Les fermetures temporaires dans plus de 180 pays ont empêché près de 1,6 milliard d'élèves de fréquenter l'école, compliquant davantage les efforts mondiaux pour réduire la pauvreté d'apprentissage. Alors que la plupart des pays ont fait des efforts héroïques pour mettre en place des stratégies d'apprentissage à distance et de rattrapage, les pertes d'apprentissage s'accumulent rapidement. Une enquête récente de l'UNICEF-UNESCO-Banque mondiale sur les réponses de l'éducation nationale aux fermetures d'écoles COVID-19 montre que si la réponse varie d'un pays et d'une région à l'autre, il a été difficile d'atteindre ne serait-ce que la moitié de tous les élèves (Figure 1). Malgré des initiatives vigoureuses au Bangladesh, par exemple, l'adoption de l'apprentissage à distance n'est qu'à un chiffre.

Il existe des études pour mesurer directement les pertes d'apprentissage, comme des travaux méthodologiques sur les évaluations par téléphone au Botswana et au Pakistan. Mais la communauté mondiale devra attendre de nombreux mois, voire des années, pour avoir une image complète des pertes d'apprentissage mondiales. Dans l'intervalle, de nombreuses décisions importantes concernant le financement, la réouverture des écoles et les stratégies d'enseignement doivent être prises. Pour éclairer ces décisions, nous avons développé des simulations des effets des fermetures d'écoles d'une durée de trois (optimiste), cinq (intermédiaire) ou sept mois (pessimiste) avec des degrés d'efficacité variables des mesures d'atténuation. Nos résultats s'ajoutent aux informations des exercices de simulation précédents tels que ceux de RISE et RTI International.
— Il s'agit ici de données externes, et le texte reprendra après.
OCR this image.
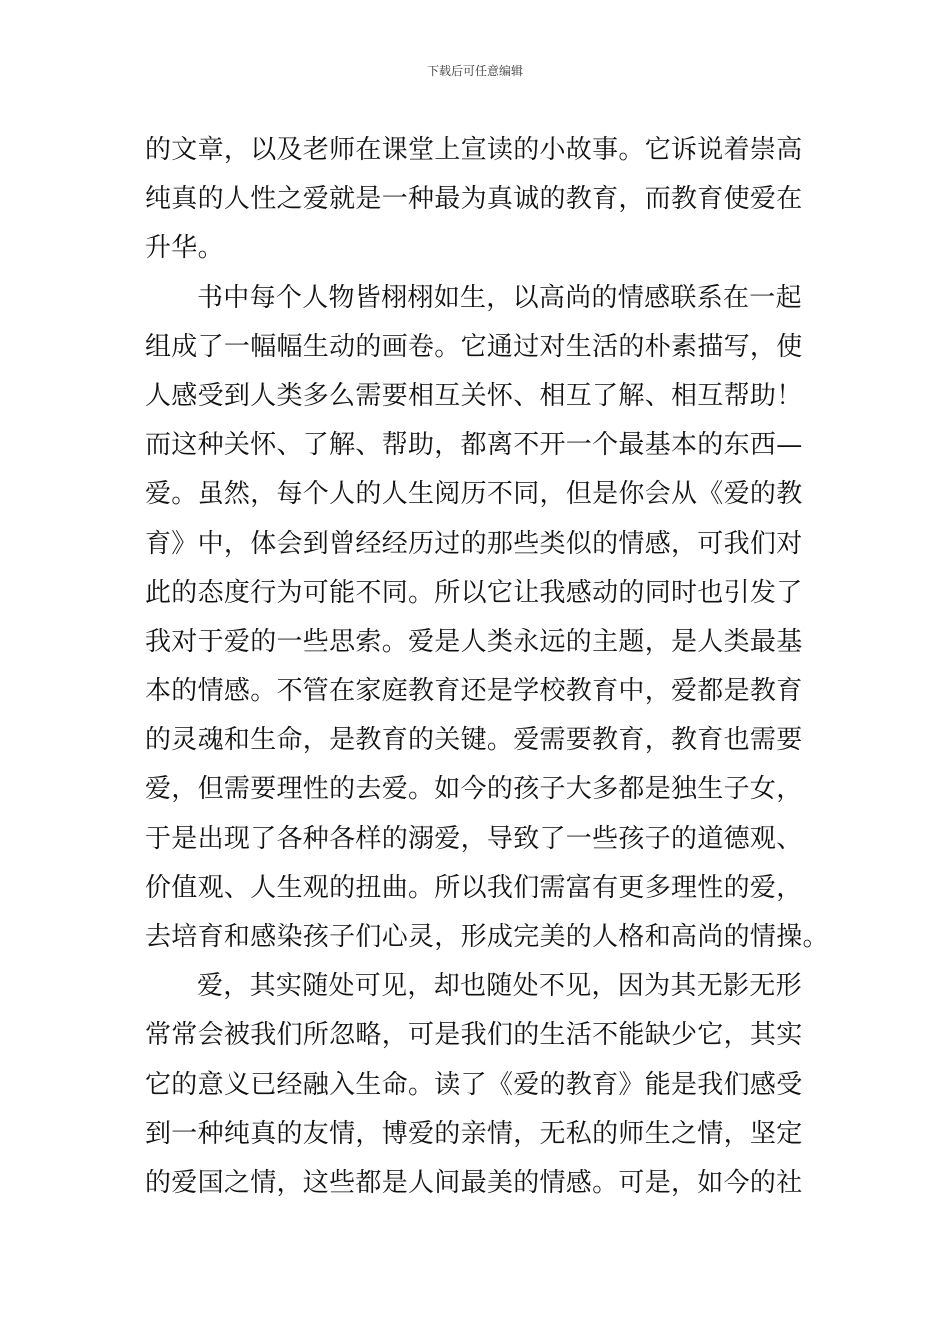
下载后可任意编辑
的文章，以及老师在课堂上宣读的小故事。它诉说着崇高
纯真的人性之爱就是一种最为真诚的教育，而教育使爱在
升华。
书中每个人物皆栩栩如生，以高尚的情感联系在一起
组成了一幅幅生动的画卷。它通过对生活的朴素描写，使
人感受到人类多么需要相互关怀、相互了解、相互帮助！
而这种关怀、了解、帮助，都离不开一个最基本的东西—
爱。虽然，每个人的人生阅历不同，但是你会从《爱的教
育》中，体会到曾经经历过的那些类似的情感，可我们对
此的态度行为可能不同。所以它让我感动的同时也引发了
我对于爱的一些思索。爱是人类永远的主题，是人类最基
本的情感。不管在家庭教育还是学校教育中，爱都是教育
的灵魂和生命，是教育的关键。爱需要教育，教育也需要
爱，但需要理性的去爱。如今的孩子大多都是独生子女，
于是出现了各种各样的溺爱，导致了一些孩子的道德观、
价值观、人生观的扭曲。所以我们需富有更多理性的爱，
去培育和感染孩子们心灵，形成完美的人格和高尚的情操。
爱，其实随处可见，却也随处不见，因为其无影无形
常常会被我们所忽略，可是我们的生活不能缺少它，其实
它的意义已经融入生命。读了《爱的教育》能是我们感受
到一种纯真的友情，博爱的亲情，无私的师生之情，坚定
的爱国之情，这些都是人间最美的情感。可是，如今的社
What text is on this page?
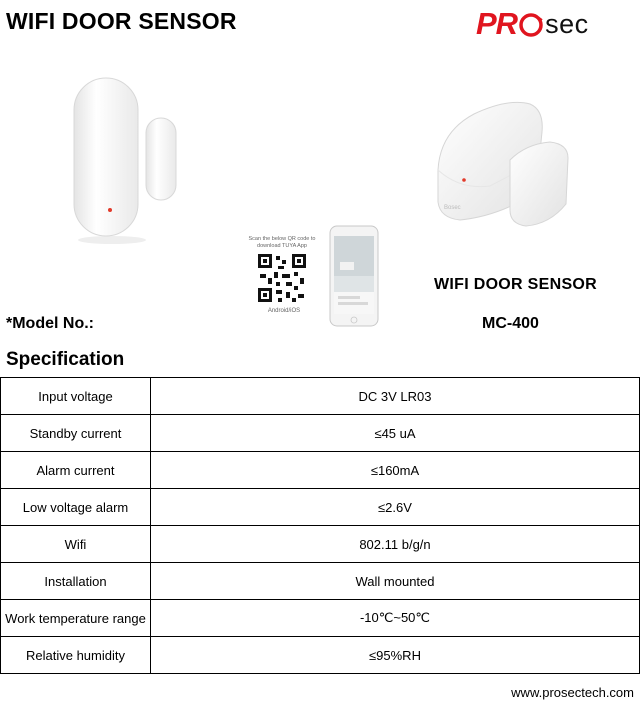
WIFI DOOR SENSOR	PR sec
Bosec
Scan the below QR code to download TUYA App
Android/iOS
WIFI DOOR SENSOR
*Model No.:	MC-400
Specification
Input voltage	DC 3V LR03
Standby current	≤45 uA
Alarm current	≤160mA
Low voltage alarm	≤2.6V
Wifi	802.11 b/g/n
Installation	Wall mounted
Work temperature range	-10℃~50℃
Relative humidity	≤95%RH
www.prosectech.com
Figure 1. Les stratégies d'apprentissage à distance varient selon les groupes de revenus et les niveaux d'éducation des pays

Figure 1. Les stratégies d'apprentissage à distance varient selon les groupes de revenu et les niveaux d'éducation des pays

Comment arriver à 10 billions de dollars?

Dans notre scénario intermédiaire, les écoles sont fermées pendant cinq mois. Ce sont les estimations que nous trouvons les plus probables, étant donné que la plupart des systèmes scolaires ont fermé en mars, et – bien qu'il y ait des exceptions – nous voyons de nombreux pays planifier de rouvrir après l'été. Dans ce scénario, nous prévoyons une perte globale de 0,6 année de scolarité ajustée en fonction de l'apprentissage (LAYS), faisant chuter la moyenne mondiale de 7,9 LAYS à 7,3 LAYS. Être non scolarisé aussi longtemps signifie que non seulement les enfants arrêtent d'apprendre, mais ils ont aussi tendance à oublier beaucoup de ce qu'ils ont appris.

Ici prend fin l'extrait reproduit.